Puede ser que esto sea un poco abstracto. Es más, yo diría que, efectivamente, lo es, aunque surge de fuentes vivas. Y es que todo esto se me ocurrió después de leer un par de libros del p. Kentenich y confrontarlos con la experiencia que tuve el año pasado en el Retiro Testimonios de Vida en San Luis Potosí. Pero es cierto que, al final, estas palabras son un esquema, un esqueleto, una lluvia de ideas. Queda para cada uno la misión de descubrir qué de todo esto nos toca la vida…y cómo le hacemos para que a este montón de palabras le empiece a correr sangre y a latir un corazón. Nuestra propia sangre. Nuestro corazón.

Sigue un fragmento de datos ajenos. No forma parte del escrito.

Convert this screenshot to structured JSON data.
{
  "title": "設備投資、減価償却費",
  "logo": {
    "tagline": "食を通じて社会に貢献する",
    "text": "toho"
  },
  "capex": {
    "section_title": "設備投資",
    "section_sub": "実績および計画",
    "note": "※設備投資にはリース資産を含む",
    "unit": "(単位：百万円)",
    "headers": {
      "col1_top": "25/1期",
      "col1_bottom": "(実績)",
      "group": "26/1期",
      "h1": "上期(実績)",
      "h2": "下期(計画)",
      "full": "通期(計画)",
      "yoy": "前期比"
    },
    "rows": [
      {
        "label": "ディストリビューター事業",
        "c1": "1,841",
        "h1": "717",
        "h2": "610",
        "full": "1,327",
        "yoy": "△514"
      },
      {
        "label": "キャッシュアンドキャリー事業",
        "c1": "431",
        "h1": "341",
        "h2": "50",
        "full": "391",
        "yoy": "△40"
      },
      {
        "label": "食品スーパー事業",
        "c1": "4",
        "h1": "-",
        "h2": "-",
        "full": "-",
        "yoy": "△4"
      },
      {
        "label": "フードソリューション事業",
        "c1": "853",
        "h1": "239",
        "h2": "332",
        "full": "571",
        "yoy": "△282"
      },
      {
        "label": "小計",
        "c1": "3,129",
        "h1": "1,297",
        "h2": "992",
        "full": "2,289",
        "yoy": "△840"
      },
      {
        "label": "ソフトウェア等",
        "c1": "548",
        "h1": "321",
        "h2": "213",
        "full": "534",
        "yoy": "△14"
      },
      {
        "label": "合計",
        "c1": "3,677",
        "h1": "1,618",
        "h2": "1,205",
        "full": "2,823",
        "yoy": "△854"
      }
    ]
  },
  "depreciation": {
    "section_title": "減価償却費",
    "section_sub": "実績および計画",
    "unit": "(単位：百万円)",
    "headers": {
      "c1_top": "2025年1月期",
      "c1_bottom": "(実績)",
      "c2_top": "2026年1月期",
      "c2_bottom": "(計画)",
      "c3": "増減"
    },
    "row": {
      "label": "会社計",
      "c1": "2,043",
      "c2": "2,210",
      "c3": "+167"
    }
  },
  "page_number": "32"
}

En fin. Lo primero que habría que decir es que el “hombre nuevo schoenstattiano” (y la mujer nueva schoenstattiana, por supuesto, pero como yo soy hombre, y en primer lugar me digo todo esto a mí mismo, perdonen que escriba todo lo que sigue en masculino…) surge a partir de un encuentro con Cristo. Surge cuando nos dejamos encontrar por Él, cuando nos abrimos a la sorpresa de que Él esté tocando nuestra vida. El hombre nuevo es el que sabe interpretar su vida desde el momento decisivo del encuentro. Desde ahí, es capaz de descubrir a Jesús acompañándolo en toda su historia pasada. Es capaz de leer su historia a la luz de ese encuentro, de darse cuenta que nunca estuvo solo, que Dios fue tejiendo con Él una historia coherente que lo conduce a ser quien hoy es. Es capaz de descubrir la coherencia de esa historia y asombrarse, de ver cómo Dios lo preparó para ese encuentro decisivo a través de un sinfín de pequeñas cosas. Y, con todo esto, empieza a darse cuenta de que Dios lo amó primero, desde el principio.
El hombre nuevo es el que, a partir de esta convicción, busca ahora un encuentro cada vez más íntimo, cercano y real con Jesús. Busca conocer más profundamente la historia de ese Amigo, redescubriendo su Rostro en su Palabra y en tantos rostros que acompañan su camino. El hombre nuevo es el que se atreve a echar raíces en Dios, a arraigarse cada vez más en su mundo. Así, se va haciendo cada vez más capaz de descubrir la huella y la Presencia de Jesús en su propia vida cotidiana, por más agitada que ésta pueda ser.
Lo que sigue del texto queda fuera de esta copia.